On Mar/30/10 1:46 am, Aldo Bucchi wrote:
> Hi David,
>
> I love it and I NEED it ;)
> Awesome work, really.
>
> I heard it will be opensource so I will probably be able to extend it
> myself,
Yup, it'll be open source. Clean data sets are all clean the same way, 
but each dirty data set is dirty in its own way. Which is why Gridworks 
needs all the open source contributions in order to cover as many 
different kinds of data dirtiness as possible. :-)

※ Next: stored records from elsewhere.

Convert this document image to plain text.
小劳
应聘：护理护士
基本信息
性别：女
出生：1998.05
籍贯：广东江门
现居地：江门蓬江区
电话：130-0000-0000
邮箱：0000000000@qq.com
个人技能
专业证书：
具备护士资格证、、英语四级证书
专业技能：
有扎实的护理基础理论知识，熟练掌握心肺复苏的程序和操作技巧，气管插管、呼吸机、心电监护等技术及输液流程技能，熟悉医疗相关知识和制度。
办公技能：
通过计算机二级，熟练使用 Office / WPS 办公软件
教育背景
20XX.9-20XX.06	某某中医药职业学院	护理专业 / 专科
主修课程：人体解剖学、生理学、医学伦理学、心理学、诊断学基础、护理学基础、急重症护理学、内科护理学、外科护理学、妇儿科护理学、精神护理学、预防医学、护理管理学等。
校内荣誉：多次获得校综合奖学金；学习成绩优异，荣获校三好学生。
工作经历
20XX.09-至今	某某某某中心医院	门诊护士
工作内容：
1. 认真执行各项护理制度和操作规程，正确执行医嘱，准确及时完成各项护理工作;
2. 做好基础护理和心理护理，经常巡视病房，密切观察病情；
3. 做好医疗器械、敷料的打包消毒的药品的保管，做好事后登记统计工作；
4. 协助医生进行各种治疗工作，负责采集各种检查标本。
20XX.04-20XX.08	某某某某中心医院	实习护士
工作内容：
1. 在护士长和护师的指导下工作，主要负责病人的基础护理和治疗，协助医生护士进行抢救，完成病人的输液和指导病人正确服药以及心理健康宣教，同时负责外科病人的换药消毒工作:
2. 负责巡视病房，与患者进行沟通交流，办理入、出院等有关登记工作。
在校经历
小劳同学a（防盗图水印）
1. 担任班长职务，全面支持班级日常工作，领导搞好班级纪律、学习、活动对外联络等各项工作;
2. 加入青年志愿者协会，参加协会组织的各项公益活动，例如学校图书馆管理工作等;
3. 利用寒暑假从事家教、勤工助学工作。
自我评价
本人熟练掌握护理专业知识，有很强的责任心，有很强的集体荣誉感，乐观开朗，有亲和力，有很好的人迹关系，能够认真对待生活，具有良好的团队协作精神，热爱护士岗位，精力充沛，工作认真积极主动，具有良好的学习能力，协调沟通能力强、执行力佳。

> but here are some ideas for (missing?) features:
> * Importing custom Lookups/Dictionaries ( to go from text to IDs or
> the other way around ). Maybe this is possible using a different hook
> for the reconciliation mechanism.
> * Related: Plug in other reconciliation services ( not sure how this
> stands up to freebase biz alignment )
>    
Definitely. Right now Gridworks is hooked up to 2 services: the Freebase 
text search service (called "relevance") and the experimental proper 
reconciliation service. It makes sense to be able to plug in other 
services as well.

> * Command line engine. To add a GW project as a step in a traditional
> transformation job and execute steps sequentially.
>    
We've thought of that, too, but haven't implemented it. That shouldn't 
be too hard.

> * Expose Gazetteers ( dictionaries ) generated within the tool ( when
> equating facets )
>    
That makes sense. I'll think more about how to support that.

David

Received on Monday, 29 March 2010 22:18:34 UTC